Positron Emission Tomography (PET) PK

PET is a powerful imaging technique used to measure drug concentration in tissues following intravenous injection of a radiolabeled drug. The method involves dynamic imaging of the target area and other regions, alongside plasma sampling for PK analysis. The data obtained are fitted to a compartment model using differential equations, which enables the simulation of drug kinetics for different dosing regimens, formulations, or routes of administration. PET has proven particularly useful for assessing the brain penetration of drugs. PET has also been used to measure CNS receptor occupancy following peripheral administration.

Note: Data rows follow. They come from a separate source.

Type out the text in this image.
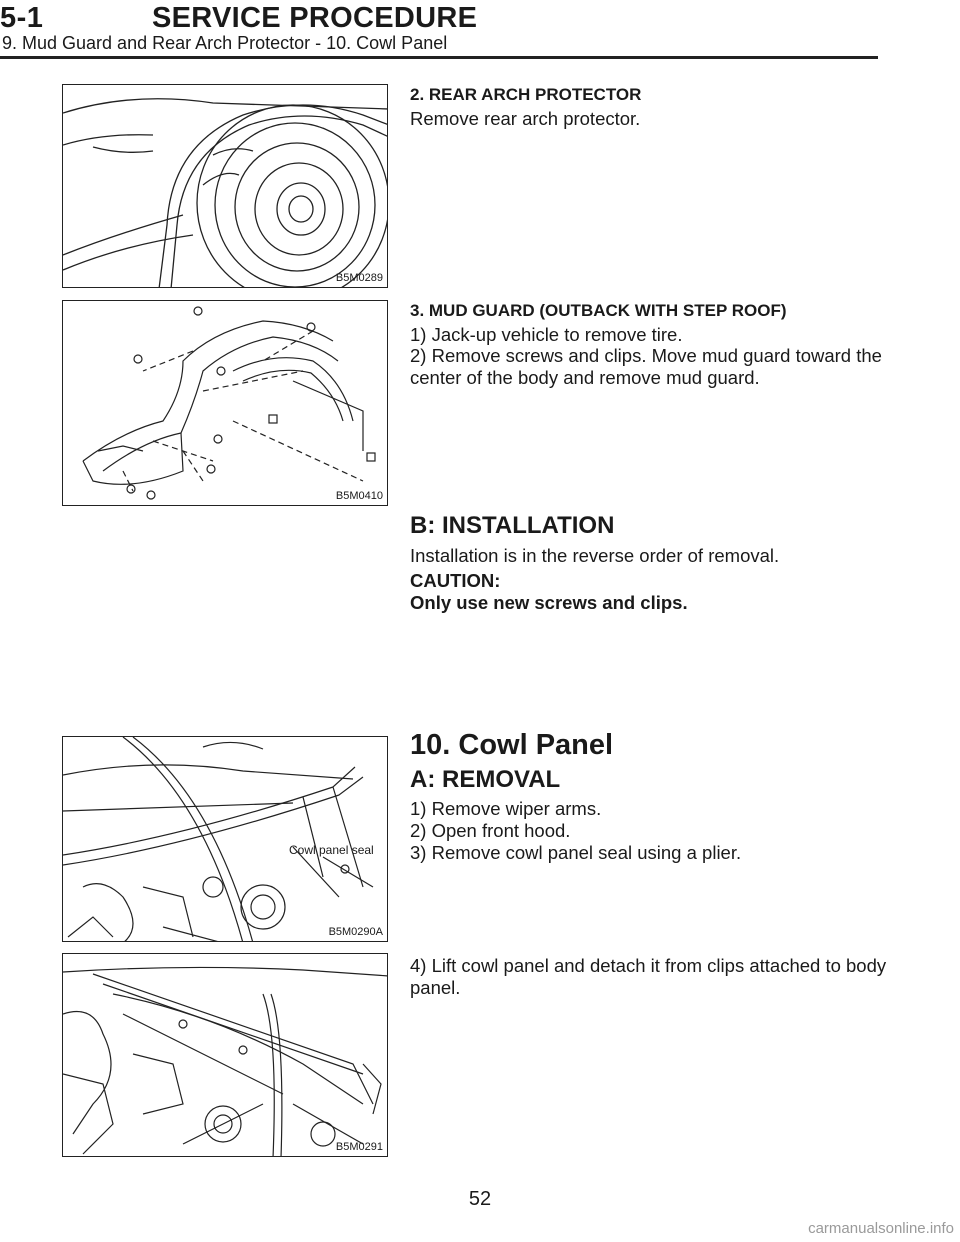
5-1	SERVICE PROCEDURE
9. Mud Guard and Rear Arch Protector - 10. Cowl Panel
B5M0289
B5M0410
Cowl panel seal
B5M0290A
B5M0291
2. REAR ARCH PROTECTOR
Remove rear arch protector.
3. MUD GUARD (OUTBACK WITH STEP ROOF)
1) Jack-up vehicle to remove tire.
2) Remove screws and clips. Move mud guard toward the
center of the body and remove mud guard.
B: INSTALLATION
Installation is in the reverse order of removal.
CAUTION:
Only use new screws and clips.
10. Cowl Panel
A: REMOVAL
1) Remove wiper arms.
2) Open front hood.
3) Remove cowl panel seal using a plier.
4) Lift cowl panel and detach it from clips attached to body
panel.
52
carmanualsonline.info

While PET offers high sensitivity and specificity, there are challenges, such as the resolution of preclinical PET scanners (typically 1-1.5 mm), which may limit its use in small animal studies. Co-registration with other imaging modalities like CT or MRI can improve precision. Additionally, the partial volume effect can lead to inaccurate measurements of regions with low or high uptake. The short half-lives of common isotopes like [¹¹C] and [¹⁸F] (20 and 110 minutes, respectively) can also limit the duration of PK studies, although longer-lived isotopes like [⁶⁴Cu] or [⁸⁶Zr] can be used in preclinical studies.

Fig. 3 PET imaging confirming biodistribution, pharmacokinetics, and metabolism of [¹⁸F]IL-1Ra in the rat. (Greenhalgh, et al., 2011)

Magnetic Resonance Spectroscopy (MRS) PK

MRS is a technique that measures the distribution of a drug and its metabolites by recording the unique resonance frequencies of individual atoms within the drug. While MRS offers several advantages over PET, including the ability to differentiate between intracellular and extracellular drug concentrations, it has some limitations. MRS has lower sensitivity (10^-4 mol/L) and poor spatial resolution, which can make it challenging for small animal studies (e.g., rodents). However, it is particularly useful for studying stable drugs with longer half-lives, enabling a more extended PK profile characterization.

1. Greenhalgh, A. D., et al. (2011). Translational pharmacokinetics: challenges of an emerging approach to drug development in stroke. Expert Opinion on Drug Metabolism & Toxicology, 7(6), 681-695.